Patient's perspective here:

I've never had a nuanced discussed with my PCP about medications (or pretty much anything else). The same is true of pretty much everyone I've discussed this big-picture issue with. So while I appreciate the care that it appears that you and some of the commenters here show with patients, that might be the exception.

As for statins in particular, my experience reinforces the general point I made above: I'm a 61-year-old male, a daily runner for 47 of them, weigh what I did in college, no symptoms of chronic disease. My LDL is high enough that it ranks as "elevated." My PCP has twice (via his employer's message portal, not in person) said this means I should be on statins. No discussion of options, no discussion of how the LDL relates to my HDL and triglyceride numbers (which are in the "excellent" range). He knows I run a lot, so he's not going to recommend being more active. But we've not once discussed diet or any other factors. (I weigh 130, so between that and the running he probably thinks I live on oak bark.)

So I just wanted to provide a little insight why some (who have nothing to do with Paleo, etc.) are skeptical. This guy looks at one number and immediately starts talking about medication. Ideally, I would ask, "Can you show me data on people in my demographic with my numbers and activity level and symptoms, and show that statins made a significant difference in MI risk compared to those who didn't take them?" But come on, I get 15 minutes with him once a year. There's no point in even asking the question.

Sobshrink's avatar

I think a contributing factor might be that the average layman is not educated in either research design or in statistics, and I wish these topics (at a basic level) were mandatory in high school. Patients only care about what will happen to THEM, while doctors base intervention decisions on population level data because currently, they don't have a sufficiently accurate prediction model as to who will benefit and who will not. For those with high LDL but hesitant to take a statin, getting a CAC score could help. (Seeing the atherosclerosis in my heart was very motivating!).

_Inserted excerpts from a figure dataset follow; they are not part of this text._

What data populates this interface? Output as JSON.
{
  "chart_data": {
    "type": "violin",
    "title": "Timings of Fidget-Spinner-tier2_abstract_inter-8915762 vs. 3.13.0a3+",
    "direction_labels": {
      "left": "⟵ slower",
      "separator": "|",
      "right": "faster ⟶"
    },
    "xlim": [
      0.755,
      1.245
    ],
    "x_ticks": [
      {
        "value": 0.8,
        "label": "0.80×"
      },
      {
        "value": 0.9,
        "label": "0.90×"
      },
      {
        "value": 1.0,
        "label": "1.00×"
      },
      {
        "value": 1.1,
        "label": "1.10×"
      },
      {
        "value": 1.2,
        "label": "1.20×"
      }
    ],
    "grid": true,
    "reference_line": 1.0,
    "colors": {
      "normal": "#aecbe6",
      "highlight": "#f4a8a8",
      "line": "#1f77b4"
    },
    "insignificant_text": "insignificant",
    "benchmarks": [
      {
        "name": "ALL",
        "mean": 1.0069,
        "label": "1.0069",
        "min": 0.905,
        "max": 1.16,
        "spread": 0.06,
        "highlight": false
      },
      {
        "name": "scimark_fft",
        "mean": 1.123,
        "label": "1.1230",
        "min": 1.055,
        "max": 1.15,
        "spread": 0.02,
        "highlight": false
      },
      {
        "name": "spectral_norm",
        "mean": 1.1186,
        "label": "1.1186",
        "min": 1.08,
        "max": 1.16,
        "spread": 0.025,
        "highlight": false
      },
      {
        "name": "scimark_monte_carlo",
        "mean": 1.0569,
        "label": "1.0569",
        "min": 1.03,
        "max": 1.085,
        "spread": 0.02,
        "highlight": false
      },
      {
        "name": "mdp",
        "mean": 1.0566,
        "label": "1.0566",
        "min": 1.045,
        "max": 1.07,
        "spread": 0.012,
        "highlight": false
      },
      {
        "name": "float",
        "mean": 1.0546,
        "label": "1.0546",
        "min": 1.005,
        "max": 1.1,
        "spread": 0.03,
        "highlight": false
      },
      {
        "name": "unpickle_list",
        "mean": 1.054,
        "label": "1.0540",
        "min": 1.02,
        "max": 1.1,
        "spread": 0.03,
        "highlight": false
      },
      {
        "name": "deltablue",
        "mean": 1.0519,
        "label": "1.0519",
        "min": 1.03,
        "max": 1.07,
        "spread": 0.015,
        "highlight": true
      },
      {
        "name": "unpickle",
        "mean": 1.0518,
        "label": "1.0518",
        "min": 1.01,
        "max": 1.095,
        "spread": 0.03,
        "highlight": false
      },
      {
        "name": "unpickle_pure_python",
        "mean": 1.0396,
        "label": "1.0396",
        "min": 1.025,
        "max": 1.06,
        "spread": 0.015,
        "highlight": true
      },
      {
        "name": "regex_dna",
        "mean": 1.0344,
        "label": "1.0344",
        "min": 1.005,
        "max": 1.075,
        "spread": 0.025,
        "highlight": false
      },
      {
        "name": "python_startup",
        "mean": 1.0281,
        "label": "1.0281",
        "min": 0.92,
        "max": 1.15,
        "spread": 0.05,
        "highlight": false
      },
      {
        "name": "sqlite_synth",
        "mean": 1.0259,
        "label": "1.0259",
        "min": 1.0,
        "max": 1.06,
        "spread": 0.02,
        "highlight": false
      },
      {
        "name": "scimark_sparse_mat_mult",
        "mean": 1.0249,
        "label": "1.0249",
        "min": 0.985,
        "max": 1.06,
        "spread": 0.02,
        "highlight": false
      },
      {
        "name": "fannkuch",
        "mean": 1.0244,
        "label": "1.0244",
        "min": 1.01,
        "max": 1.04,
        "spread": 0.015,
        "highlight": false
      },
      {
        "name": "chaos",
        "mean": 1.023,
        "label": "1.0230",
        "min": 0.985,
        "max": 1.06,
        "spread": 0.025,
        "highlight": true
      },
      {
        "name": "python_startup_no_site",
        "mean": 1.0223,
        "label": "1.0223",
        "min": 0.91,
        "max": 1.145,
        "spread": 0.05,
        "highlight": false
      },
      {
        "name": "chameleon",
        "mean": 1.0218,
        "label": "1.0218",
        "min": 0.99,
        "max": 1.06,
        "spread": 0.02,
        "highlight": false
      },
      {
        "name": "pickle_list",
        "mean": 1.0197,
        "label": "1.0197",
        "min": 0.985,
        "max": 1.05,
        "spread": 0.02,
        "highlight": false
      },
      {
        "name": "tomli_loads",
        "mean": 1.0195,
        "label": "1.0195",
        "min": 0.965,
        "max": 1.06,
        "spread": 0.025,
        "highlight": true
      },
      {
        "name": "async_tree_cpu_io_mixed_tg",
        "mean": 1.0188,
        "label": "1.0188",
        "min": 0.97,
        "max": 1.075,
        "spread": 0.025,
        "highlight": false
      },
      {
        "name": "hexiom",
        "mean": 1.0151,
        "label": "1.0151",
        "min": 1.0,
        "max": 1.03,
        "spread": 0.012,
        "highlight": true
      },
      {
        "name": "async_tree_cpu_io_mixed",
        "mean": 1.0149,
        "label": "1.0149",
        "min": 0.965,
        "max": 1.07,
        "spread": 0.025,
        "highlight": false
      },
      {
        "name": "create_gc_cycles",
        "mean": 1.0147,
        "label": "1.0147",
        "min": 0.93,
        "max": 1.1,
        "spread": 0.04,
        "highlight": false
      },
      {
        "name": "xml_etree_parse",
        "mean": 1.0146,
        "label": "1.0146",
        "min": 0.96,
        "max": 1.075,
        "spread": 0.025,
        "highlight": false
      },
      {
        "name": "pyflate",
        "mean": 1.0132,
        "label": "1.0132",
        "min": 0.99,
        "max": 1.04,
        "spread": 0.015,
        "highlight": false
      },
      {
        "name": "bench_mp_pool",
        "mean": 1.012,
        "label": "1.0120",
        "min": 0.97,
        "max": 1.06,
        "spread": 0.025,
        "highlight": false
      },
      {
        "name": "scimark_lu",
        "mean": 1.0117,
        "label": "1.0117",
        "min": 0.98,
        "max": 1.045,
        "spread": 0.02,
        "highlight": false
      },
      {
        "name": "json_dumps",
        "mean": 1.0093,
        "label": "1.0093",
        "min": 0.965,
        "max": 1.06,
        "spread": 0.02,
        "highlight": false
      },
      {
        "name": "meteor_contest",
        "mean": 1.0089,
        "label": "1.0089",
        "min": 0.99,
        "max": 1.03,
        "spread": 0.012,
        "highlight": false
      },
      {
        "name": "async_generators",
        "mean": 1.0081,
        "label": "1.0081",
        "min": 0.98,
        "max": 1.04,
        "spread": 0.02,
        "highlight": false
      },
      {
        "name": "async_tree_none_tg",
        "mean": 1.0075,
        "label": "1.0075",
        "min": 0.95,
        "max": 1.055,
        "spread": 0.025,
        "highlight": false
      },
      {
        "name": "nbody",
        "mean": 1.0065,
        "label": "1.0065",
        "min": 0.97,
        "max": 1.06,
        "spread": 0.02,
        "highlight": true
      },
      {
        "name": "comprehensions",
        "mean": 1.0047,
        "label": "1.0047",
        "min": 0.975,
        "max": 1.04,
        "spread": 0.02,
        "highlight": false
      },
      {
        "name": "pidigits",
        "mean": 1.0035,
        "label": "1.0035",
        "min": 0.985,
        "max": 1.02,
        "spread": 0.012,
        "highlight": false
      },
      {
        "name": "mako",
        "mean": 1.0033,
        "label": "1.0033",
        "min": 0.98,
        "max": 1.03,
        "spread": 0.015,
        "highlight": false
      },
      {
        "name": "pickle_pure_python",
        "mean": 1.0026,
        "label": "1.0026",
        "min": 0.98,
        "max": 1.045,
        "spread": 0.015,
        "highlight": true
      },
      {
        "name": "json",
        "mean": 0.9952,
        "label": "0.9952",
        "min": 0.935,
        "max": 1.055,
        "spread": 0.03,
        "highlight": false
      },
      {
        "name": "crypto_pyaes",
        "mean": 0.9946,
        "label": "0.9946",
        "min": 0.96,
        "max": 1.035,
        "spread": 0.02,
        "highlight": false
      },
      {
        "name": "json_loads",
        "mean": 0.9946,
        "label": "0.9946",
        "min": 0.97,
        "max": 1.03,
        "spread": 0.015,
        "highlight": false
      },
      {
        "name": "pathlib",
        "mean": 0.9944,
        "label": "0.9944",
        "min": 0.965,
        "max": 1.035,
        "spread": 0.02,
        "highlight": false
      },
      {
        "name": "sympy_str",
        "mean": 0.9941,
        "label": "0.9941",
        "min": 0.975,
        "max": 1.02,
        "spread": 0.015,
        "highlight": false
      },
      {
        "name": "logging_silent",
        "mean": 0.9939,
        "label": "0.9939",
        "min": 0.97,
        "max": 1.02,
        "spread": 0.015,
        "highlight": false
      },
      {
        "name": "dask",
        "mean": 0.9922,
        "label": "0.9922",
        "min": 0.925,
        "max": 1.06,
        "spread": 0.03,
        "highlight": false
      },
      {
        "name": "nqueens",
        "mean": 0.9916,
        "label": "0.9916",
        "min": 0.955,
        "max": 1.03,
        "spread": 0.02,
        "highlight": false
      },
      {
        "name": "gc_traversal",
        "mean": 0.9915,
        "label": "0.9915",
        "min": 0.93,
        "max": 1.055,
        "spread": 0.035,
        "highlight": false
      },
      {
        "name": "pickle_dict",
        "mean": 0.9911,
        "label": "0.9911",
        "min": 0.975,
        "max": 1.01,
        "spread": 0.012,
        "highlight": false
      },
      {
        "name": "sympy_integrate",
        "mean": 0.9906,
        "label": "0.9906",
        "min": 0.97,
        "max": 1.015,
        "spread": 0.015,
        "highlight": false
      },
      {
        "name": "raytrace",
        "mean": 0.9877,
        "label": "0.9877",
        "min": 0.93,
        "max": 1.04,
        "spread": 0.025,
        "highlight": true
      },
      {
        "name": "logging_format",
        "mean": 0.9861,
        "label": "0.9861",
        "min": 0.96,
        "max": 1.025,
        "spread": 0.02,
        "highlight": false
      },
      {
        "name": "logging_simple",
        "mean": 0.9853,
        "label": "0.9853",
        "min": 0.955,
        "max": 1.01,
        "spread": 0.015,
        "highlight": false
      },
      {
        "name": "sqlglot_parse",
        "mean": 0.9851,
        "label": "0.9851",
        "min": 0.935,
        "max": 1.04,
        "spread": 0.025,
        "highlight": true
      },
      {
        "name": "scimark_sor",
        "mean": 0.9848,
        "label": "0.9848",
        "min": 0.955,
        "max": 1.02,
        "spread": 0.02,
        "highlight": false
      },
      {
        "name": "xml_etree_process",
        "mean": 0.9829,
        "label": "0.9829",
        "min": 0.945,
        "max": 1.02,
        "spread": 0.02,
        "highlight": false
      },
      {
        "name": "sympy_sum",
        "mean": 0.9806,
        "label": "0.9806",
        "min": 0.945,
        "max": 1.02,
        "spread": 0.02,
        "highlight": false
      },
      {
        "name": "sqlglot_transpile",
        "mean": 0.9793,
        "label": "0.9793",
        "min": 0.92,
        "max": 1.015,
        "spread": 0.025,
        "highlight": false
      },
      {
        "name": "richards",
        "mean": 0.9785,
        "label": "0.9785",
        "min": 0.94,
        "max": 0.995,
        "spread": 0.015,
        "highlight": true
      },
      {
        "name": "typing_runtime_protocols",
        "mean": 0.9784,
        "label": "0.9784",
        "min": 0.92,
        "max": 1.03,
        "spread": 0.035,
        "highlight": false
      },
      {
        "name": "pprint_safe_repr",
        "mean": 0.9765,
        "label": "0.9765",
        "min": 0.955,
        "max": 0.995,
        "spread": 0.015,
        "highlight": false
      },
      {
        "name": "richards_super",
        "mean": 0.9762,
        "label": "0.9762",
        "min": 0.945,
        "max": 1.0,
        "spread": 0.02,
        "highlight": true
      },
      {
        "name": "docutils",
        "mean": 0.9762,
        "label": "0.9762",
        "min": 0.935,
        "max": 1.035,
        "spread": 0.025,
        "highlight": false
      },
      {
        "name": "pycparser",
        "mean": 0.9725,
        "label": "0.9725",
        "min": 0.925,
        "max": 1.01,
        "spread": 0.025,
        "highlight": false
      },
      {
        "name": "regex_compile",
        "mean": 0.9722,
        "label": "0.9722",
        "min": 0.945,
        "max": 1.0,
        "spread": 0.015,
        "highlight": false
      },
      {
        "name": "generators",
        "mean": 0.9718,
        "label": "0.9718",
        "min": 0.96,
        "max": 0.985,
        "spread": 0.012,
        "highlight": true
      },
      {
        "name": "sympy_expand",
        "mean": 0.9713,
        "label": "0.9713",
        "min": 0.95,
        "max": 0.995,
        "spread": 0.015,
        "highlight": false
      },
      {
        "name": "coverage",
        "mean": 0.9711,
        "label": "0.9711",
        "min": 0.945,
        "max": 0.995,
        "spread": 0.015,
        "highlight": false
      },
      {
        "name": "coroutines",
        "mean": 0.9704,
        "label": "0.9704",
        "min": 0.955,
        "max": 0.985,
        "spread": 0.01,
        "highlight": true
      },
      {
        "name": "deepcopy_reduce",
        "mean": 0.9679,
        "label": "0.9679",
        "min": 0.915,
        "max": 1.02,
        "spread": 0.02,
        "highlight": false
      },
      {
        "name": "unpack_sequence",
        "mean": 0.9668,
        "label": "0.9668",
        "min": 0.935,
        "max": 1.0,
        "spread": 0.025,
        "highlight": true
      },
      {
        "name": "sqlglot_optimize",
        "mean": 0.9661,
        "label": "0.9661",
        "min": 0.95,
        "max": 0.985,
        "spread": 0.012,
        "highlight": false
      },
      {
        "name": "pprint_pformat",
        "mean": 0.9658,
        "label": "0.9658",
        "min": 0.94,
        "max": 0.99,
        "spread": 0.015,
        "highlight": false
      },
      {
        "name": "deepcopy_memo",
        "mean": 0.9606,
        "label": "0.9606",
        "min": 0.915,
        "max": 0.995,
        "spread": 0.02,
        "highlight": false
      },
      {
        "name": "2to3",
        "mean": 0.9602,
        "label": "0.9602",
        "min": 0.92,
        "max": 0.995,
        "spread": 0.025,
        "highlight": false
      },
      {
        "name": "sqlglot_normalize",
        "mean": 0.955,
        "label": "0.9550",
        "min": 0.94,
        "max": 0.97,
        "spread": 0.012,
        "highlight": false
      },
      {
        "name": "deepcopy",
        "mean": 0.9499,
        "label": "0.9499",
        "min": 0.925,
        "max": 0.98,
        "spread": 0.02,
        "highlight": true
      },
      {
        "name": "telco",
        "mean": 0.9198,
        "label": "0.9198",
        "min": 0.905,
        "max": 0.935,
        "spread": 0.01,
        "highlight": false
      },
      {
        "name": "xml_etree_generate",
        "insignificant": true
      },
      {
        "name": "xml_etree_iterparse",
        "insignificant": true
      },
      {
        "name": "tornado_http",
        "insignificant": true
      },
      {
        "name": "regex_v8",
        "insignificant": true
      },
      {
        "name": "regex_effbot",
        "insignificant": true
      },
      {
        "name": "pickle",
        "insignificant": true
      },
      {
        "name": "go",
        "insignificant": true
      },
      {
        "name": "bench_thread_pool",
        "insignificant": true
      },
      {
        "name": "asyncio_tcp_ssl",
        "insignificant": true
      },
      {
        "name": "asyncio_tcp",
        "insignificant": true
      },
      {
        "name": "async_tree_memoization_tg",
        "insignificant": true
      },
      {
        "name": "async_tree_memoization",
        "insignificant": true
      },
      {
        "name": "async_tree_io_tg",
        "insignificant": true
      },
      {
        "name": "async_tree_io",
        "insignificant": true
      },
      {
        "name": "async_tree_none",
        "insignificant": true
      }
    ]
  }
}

As for individualizing treatment decisions, there is one thing that CAN be done (but usually isn't). When I first went on a statin, even a high dose was not enough to sufficiently lower my LDL, and my liver enzymes were elevated. Luckily I listened to a podcast with lipidologist Dr. Thomas Dayspring and learned about the Cholesterol Balance Test from Boston Heart, which can be ordered online from Empower Dx and taken at home. The test indicated that I was a cholesterol hyperabsorber, and thus Ezetimibe would work better for me than a statin (and it has, although I still take a low dose statin, since absorption and production can adapt somewhat in a homeostatic manner). Ezetimibe is as cheap as a statin and without the same side effects, and works better than a statin for the roughly 20% of us who are cholesterol hyperabsorbers. Why don't more doctors seem to know this?